La ausencia de una supervisión rigurosa es el principal catalizador para que el bacheo se transforme en un esquema de enriquecimiento ilícito. En muchos municipios poblanos, los órganos de control como las contralorías municipales o la Auditoría Superior del Estado carecen de recursos humanos y técnicos para verificar en tiempo real la ejecución de obras. Esto permite que empresas adjudicadas operen con libertad, sin auditorías exhaustivas o inspecciones sorpresa.

Por ejemplo, se reportan casos donde los contratos se otorgan sin licitaciones transparentes, violando la Ley de Obras Públicas, y donde la rendición de cuentas se limita a documentos formales que no reflejan la realidad en el terreno.

Esta laxitud no solo fomenta la corrupción, sino que perpetúa un ciclo vicioso: calles deterioradas generan más contratos, y la falta de castigo incentiva la repetición de malas prácticas, dejando a los ciudadanos con vialidades inseguras y un desperdicio de impuestos.

Simulación del Bacheo como Captación Ilegal de Recursos:

El bacheo simulado opera como un mecanismo sofisticado para transferir dinero público a manos privadas de manera ilegal. En esencia, se trata de un esquema donde se finge la realización de obras para justificar el cobro de fondos, pero sin impacto real en la infraestructura. Empresas contratadas reciben pagos por "reparaciones" que consisten en acciones mínimas y temporales, como esparcir gravilla suelta sobre baches sin compactarla adecuadamente, lo que se deshace con la primera lluvia o el tráfico.

Posteriormente, se toman fotografías de montones de grava o asfalto como "evidencia" de trabajo realizado, pero estos materiales se recogen poco después, dejando la calle en el mismo estado o peor. Este método no solo evade la fiscalización, sino que permite facturar costos inflados por materiales y mano de obra ficticios, desviando recursos que podrían usarse en pavimentaciones integrales.

En Puebla, este patrón se ha denunciado en múltiples administraciones, donde el dinero fluye hacia contratistas ligados a funcionarios, configurando un sistema de captura ilegal que erosiona la confianza pública.

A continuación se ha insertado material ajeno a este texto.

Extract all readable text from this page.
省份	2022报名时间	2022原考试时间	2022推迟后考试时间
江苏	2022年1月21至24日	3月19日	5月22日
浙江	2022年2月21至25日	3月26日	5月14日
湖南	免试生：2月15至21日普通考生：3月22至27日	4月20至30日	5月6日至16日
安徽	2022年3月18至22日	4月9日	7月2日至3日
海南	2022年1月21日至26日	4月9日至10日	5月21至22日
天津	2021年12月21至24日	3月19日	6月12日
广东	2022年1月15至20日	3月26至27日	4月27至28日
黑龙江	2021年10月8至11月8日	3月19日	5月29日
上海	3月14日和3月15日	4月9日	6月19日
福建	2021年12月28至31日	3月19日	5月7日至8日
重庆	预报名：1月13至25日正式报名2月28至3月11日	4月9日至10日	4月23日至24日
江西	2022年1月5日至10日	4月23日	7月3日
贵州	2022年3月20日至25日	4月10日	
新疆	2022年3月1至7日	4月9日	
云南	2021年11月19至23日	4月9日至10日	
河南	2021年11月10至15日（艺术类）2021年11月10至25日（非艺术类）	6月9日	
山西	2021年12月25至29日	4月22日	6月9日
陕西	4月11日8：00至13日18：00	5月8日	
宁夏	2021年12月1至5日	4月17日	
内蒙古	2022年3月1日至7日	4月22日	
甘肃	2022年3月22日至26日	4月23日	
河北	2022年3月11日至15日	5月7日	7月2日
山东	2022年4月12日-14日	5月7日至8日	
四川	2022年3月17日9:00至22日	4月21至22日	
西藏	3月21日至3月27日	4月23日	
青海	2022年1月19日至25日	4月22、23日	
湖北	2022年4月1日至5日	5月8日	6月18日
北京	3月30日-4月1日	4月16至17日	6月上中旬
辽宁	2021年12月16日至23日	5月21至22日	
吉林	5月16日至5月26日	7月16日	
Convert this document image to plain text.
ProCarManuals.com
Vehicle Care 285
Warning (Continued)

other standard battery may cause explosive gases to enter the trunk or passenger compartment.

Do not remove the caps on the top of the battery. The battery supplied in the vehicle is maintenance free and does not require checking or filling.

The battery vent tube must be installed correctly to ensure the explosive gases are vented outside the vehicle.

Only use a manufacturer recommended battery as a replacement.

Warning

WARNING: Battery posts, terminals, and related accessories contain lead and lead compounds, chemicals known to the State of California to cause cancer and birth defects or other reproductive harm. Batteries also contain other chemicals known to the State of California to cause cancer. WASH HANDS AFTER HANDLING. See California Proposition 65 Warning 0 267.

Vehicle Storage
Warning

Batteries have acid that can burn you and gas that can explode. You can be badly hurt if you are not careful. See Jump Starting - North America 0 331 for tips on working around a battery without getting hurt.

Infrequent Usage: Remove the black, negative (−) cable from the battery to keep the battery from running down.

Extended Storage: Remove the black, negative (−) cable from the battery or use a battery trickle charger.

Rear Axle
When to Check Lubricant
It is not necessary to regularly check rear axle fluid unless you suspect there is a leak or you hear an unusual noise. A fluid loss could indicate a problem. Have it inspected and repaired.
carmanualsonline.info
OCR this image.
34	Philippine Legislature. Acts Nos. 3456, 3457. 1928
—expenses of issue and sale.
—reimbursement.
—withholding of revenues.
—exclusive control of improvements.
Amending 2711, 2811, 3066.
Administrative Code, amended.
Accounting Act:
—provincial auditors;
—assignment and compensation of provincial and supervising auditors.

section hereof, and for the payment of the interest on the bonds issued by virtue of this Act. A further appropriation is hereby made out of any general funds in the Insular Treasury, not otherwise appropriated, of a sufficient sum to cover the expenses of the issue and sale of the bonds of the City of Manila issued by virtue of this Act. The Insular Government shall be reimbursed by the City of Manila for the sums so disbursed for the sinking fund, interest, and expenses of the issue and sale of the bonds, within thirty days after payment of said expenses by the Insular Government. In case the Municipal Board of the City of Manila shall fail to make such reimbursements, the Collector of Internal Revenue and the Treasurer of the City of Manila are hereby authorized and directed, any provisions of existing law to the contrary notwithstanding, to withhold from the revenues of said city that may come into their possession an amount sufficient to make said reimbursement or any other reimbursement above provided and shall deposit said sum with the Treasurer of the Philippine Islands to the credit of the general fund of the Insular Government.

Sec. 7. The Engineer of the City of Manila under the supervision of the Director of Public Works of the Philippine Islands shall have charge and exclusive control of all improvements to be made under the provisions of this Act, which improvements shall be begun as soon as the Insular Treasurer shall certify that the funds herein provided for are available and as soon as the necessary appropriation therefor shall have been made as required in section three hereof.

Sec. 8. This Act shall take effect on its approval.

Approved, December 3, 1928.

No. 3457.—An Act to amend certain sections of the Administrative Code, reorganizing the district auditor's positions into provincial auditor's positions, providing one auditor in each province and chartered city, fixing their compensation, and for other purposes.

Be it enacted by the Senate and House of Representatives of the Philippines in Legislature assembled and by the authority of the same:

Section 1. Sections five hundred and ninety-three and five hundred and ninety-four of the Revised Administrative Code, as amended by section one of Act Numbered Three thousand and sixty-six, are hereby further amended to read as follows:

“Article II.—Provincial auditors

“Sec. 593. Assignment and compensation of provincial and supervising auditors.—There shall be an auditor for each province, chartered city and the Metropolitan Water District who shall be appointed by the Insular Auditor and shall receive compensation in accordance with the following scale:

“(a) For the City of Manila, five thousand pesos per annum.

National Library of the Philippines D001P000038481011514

Asignación de Contratos a Empresas Fantasma:

Un elemento clave en esta red de irregularidades es la adjudicación de contratos a empresas con domicilios inexistentes o ficticios, conocidas como "empresas fantasmas". Estas entidades se crean específicamente para licitaciones públicas, registradas con direcciones falsas o en propiedades abandonadas, lo que complica cualquier intento de rastreo o auditoría. En los municipios de Puebla, se han identificado casos donde compañías ganan millonarios contratos para bacheo sin tener maquinaria propia, personal calificado o historial de obras previas.

Una vez adjudicados, estos contratos se subcontratan o simplemente se simulan, permitiendo que el dinero público se transfiera a cuentas privadas sin contraprestación real. Esta práctica viola normativas federales como la Ley General de Responsabilidades Administrativas y facilita el lavado de dinero, ya que las empresas desaparecen tras el pago, dejando un rastro de obras inconclusas o inexistentes.

Prácticas Específicas: De la Gravilla al Levantamiento Total:

En la ejecución simulada, una táctica común es regar gravilla sobre baches y documentarlo fotográficamente como "reparación completada", solo para recoger el material más tarde y reutilizarlo en otros sitios o venderlo. Esto genera facturas por toneladas de grava que nunca se integran permanentemente a la vía. Además, se bachean calles que, poco después, sufren un levantamiento total para obras mayores, duplicando gastos innecesarios y justificando más presupuestos.

En Puebla, esto se observa en arterias como bulevares periféricos o calles secundarias en municipios como Atlixco o Cholula, donde el "parcheo temporal" precede a reconstrucciones completas, sugiriendo una planificación deficiente o intencional para inflar costos. Estas acciones no solo representan un fraude, sino que ponen en riesgo la seguridad vial, causando accidentes por superficies irregulares y aumentando el desgaste vehicular de los ciudadanos.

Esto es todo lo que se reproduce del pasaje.